Disulfur monoxide and polysulfur oxides

Disulfur monoxide (S2O, arranged as bent SSO) is an unstable molecule at Io temperatures, decomposing to form SO2 and S3 (Steudel and Steudel, 2004). S3 and S2O can then react to form S5O and bimolecular decomposition of the latter produces SO2, S3, and S4. This decomposition of S2O occurs at 100 K or below (Blukis and Myers, 1965; Hapke and Graham, 1989) and explains the red color of S2O when deposited at cryogenic temperatures (Steudel and Steudel, 2004). Pure or nearly pure S2O concentrations can undergo radical-chain polymerization forming polysulfur oxides (PSO) - chains of sulfur atoms with occasional oxygen atoms attached to the side.

The fundamental SO stretch band of pure condensed S2O occurs at 1,165cm-1, the SO bend at 388 cm-1, and the SS stretch at 679 cm-1 (Blukis and Myers, 1965). The SO stretch bands for S5O and PSO are at 1,119 and 1,123 cm-1, respectively (Steudel, 2003c). The formation and mid- to near-infrared spectra of S2O and PSO are currently being studied in B. Schmitt's laboratory (Baklouti et al., 2004). Photolysis of S2O produces a cyclic isomer (Lo et al., 2002).
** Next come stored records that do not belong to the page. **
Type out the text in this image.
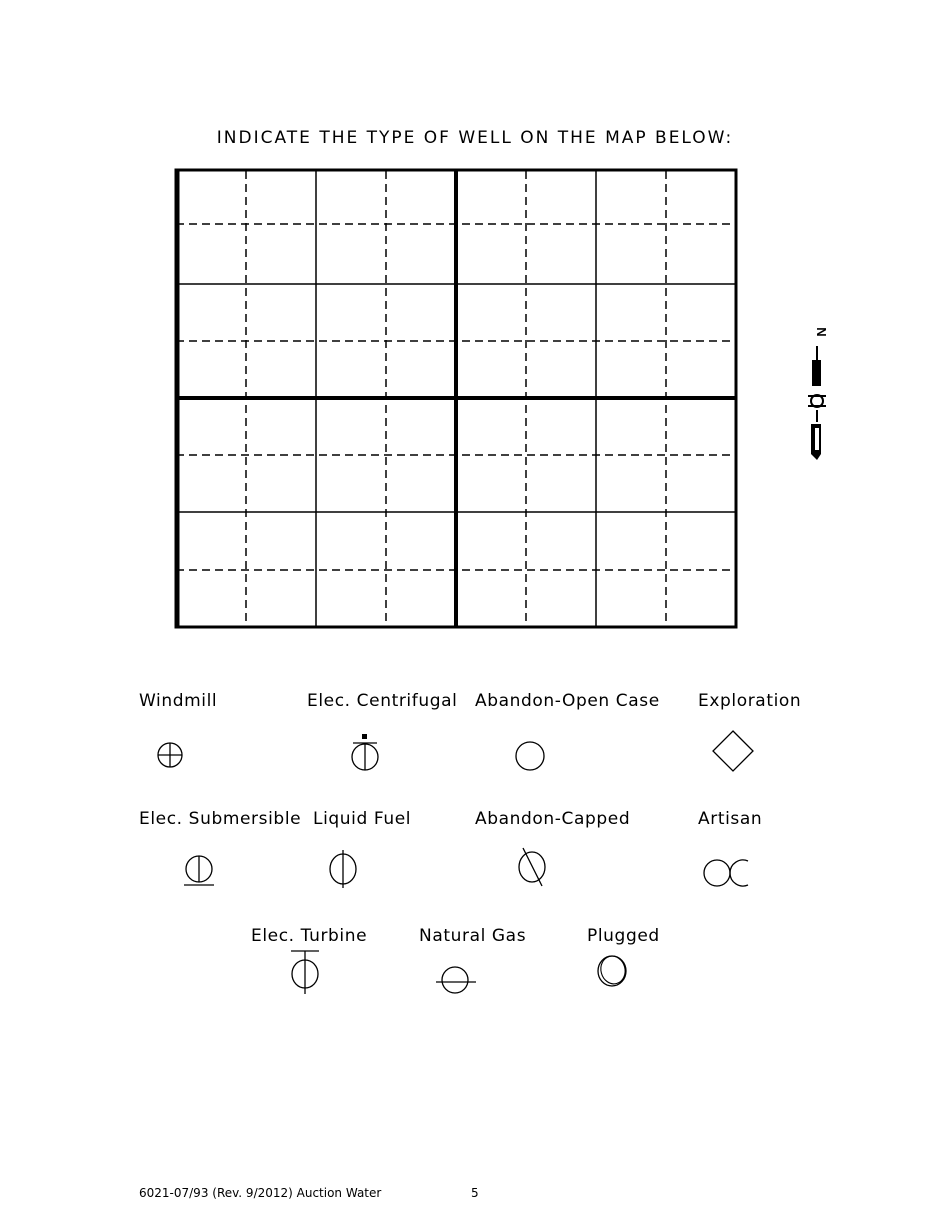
INDICATE THE TYPE OF WELL ON THE MAP BELOW:
N
Windmill	Elec. Centrifugal Abandon-Open Case Exploration
Elec. Submersible Liquid Fuel	Abandon-Capped	Artisan
Elec. Turbine	Natural Gas	Plugged
6021-07/93 (Rev. 9/2012) Auction Water	5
The original motivation for Hapke's (1989) suggestion for S2O and PSO on Io was to explain Io's near-ultraviolet reflectance spectrum that he showed was discrepant with S8(a) reflectance. It was later shown that reflectance by other sulfur allotropes was consistent with Io's spectrum (see above), so there is presently no need to invoke S2O or PSO on Io. Additionally, S2O is a minor constituent in the plumes (<1% molar, Zolotov and Fegley, 2000) and will be reduced even further by thermal decomposition reactions as discussed above, producing plume S5O that will be deposited on the surface and then photolyzed to SO2 and elemental sulfur (Steudel and Steudel, 2004). Conversely, plume sulfur monoxide (see above) may react to form S2O, so the monomers and PSO may be present as minor species with their signatures evident as overtones at ^2,330 cm-1 (4.29 ^m) and 2,246 cm-1 (4.45 ^m) respectively. These predicted positions straddle the strong band of SO2 and although no features attributable to S2O or PSO are evident, uncertainty in the positions and strengths preclude establishing upper limits. The cyclic form of S2O may be present on Io based on features at 800 and 580 cm-1 in the Voyager thermal emission spectrum that may match transitions of cyclic S2O (Lo et al., 2002).